‘Yes, you kept telling us about exactitude and observation. You used to send us out of the room and change objects in the room while we were out. You made Sherlock Holmeses out of us.’
‘Why do you speak about that now? It was all so long ago.’
‘I have a reason.’
‘What is your reason?’ said Gordon sharply.
‘Oh, something that happened to me. Some years ago.’
‘And what was that? Or don’t you want to talk about it?’
‘I don’t see why not. Not that it’s very complimentary to me.’
‘I have reached the age now,’ said Gordon, ‘when I am not concerned with honour, only with people.’
‘I see,’ said John, ‘but suppose you can’t separate them. Well, I’ll tell you anyway.’ He walked over to the window, standing with his back to the room and looking out at the empty road. It was as if he didn’t want to be facing Gordon.
‘I was an editor for some time as you know,’ he said. ‘Your training stood me in good stead. It was not a big paper but it was a reasonable paper. It had influence in the largish town in which I stayed. It wasn’t Washington, it wasn’t New York, but it was a largish town. I made friends in this town. One was a lecturer in a university. At least that is what we would call it here. As a matter of fact, he wasn’t a lecturer in English. He was a lecturer in History. It was at the time of the McCarthy trials when nobody was safe, nobody. Another of my friends went off his head at that time. He believed that everyone was persecuting him and opening his mail. He believed that planes were pursuing him. In any case this friend of mine, his name was Mason, told me that files had been dug up on him referring to the time when he was a student and had belonged to a left wing university club. Now there were complaints that he was indoctrinating his students with communism and, of course, being a History lecturer, he was in a precarious position. I told him that I would defend him in my paper, that I would write a hard-hitting editorial. I told him that I would stand up for principles, humane principles.’ He stretched out his hand for the whisky and decided against drinking it. ‘I left him on the doorstep at eleven o’clock on a Monday night. He was very disturbed because of course he was innocent, he wasn’t a communist and anyway he had great integrity as a teacher and lectured on communism only theoretically as one ideology among others. But the McCarthy people of course were animals. You have no conception. Not here. Of the fog of lies. Of the quagmire. No conception.’ He paused. A cow outside had bent its head to the grass and was eating.
‘Anyway this was what happened. I walked home because I needed the exercise. The street was deserted. There were lampposts shining and it was raining. A thin drizzle. I could hear the echo of my feet on the road. This was the kind of thing you taught us, to remember and listen and observe, to be aware of our surroundings sensuously. By then it had become a habit with me.
‘As I was walking along two youths came towards me out of the shadow, from under the trees.
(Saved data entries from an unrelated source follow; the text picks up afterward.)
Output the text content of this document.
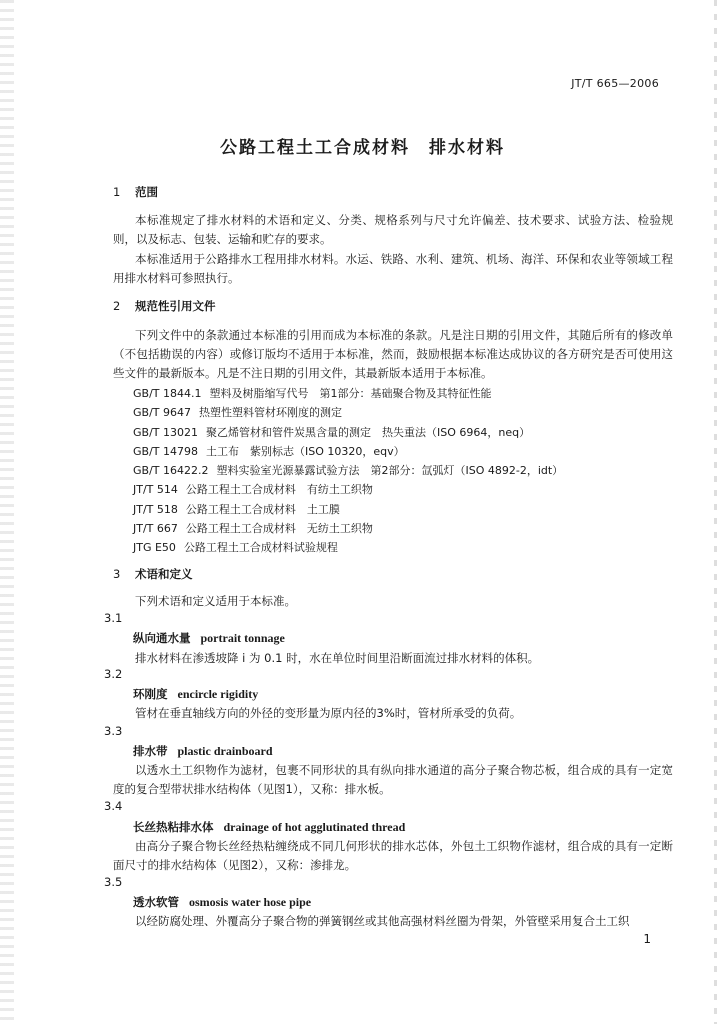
JT/T 665—2006
公路工程土工合成材料　排水材料
1 范围

本标准规定了排水材料的术语和定义、分类、规格系列与尺寸允许偏差、技术要求、试验方法、检验规则，以及标志、包装、运输和贮存的要求。

本标准适用于公路排水工程用排水材料。水运、铁路、水利、建筑、机场、海洋、环保和农业等领域工程用排水材料可参照执行。

2 规范性引用文件

下列文件中的条款通过本标准的引用而成为本标准的条款。凡是注日期的引用文件，其随后所有的修改单（不包括勘误的内容）或修订版均不适用于本标准，然而，鼓励根据本标准达成协议的各方研究是否可使用这些文件的最新版本。凡是不注日期的引用文件，其最新版本适用于本标准。

GB/T 1844.1 塑料及树脂缩写代号　第1部分：基础聚合物及其特征性能
GB/T 9647 热塑性塑料管材环刚度的测定
GB/T 13021 聚乙烯管材和管件炭黑含量的测定　热失重法（ISO 6964，neq）
GB/T 14798 土工布　紫别标志（ISO 10320，eqv）
GB/T 16422.2 塑料实验室光源暴露试验方法　第2部分：氙弧灯（ISO 4892-2，idt）
JT/T 514 公路工程土工合成材料　有纺土工织物
JT/T 518 公路工程土工合成材料　土工膜
JT/T 667 公路工程土工合成材料　无纺土工织物
JTG E50 公路工程土工合成材料试验规程
3 术语和定义

下列术语和定义适用于本标准。

3.1
纵向通水量 portrait tonnage

排水材料在渗透坡降 i 为 0.1 时，水在单位时间里沿断面流过排水材料的体积。

3.2
环刚度 encircle rigidity

管材在垂直轴线方向的外径的变形量为原内径的3%时，管材所承受的负荷。

3.3
排水带 plastic drainboard

以透水土工织物作为滤材，包裹不同形状的具有纵向排水通道的高分子聚合物芯板，组合成的具有一定宽度的复合型带状排水结构体（见图1），又称：排水板。

3.4
长丝热粘排水体 drainage of hot agglutinated thread

由高分子聚合物长丝经热粘缠绕成不同几何形状的排水芯体，外包土工织物作滤材，组合成的具有一定断面尺寸的排水结构体（见图2），又称：渗排龙。

3.5
透水软管 osmosis water hose pipe

以经防腐处理、外覆高分子聚合物的弹簧钢丝或其他高强材料丝圈为骨架，外管壁采用复合土工织

1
I thought they were coming home from the cinema or from a dance. They wore leather jackets and were walking towards me along the sidewalk. They stayed on the sidewalk and I made as if to go round them since they were coming straight for me without deviating. One of them said, “Daddy.” I stopped. I thought he was going to ask me for a light. He said, “Your wallet, daddy.” I looked at him in amazement. I looked at the two of them. I couldn’t understand what was going on. And something happened to me. I could feel everything very intensely, you see. At that moment I could have written a poem, everything was so clear. They were laughing, you see, and they were very casual. They walked like those cowboys you see on the films, physically at ease in their world. And their eyes sparkled. Their eyes sparkled with pure evil. I knew that if I protested they would beat me up. I knew that there was no appeal. None at all. One of them had a belt, and a buckle on it sparkled in the light. My eyes were at the level of the buckle. I took out my wallet and gave them the money. I had fifty dollars. I observed everything as you had trained us to do. Their boots which were shining except for the drizzle: their neckties: their leather jackets. Their legs which were narrow in the narrow trousers. And their faces which were looking slightly upwards and shining. Clear and fine almost, but almost innocent though evil. A rare sort of energy. Pure and bright. They took the wallet, counted the money and gave me back the wallet. They then walked on. The whole incident took perhaps three minutes.
‘I went into the house and locked the door. The walls seemed very fragile all of a sudden. My wife had gone to bed and I stood downstairs thinking, now and again removing a book from the shelves and replacing it. I felt the house as thin as the shell of an egg: I could hear, I thought, as far away as San Francisco. There was a tap dripping and I turned it off. And I didn’t write the editorial, I didn’t write anything. Two weeks after that my friend killed himself, with pills and whisky.’
The whisky which Gordon had given him was still untouched.
‘Observation and exactitude,’ he said, ‘and elegance of language.’ There was a long silence. Gordon picked up a chess piece and weighed it in his hand.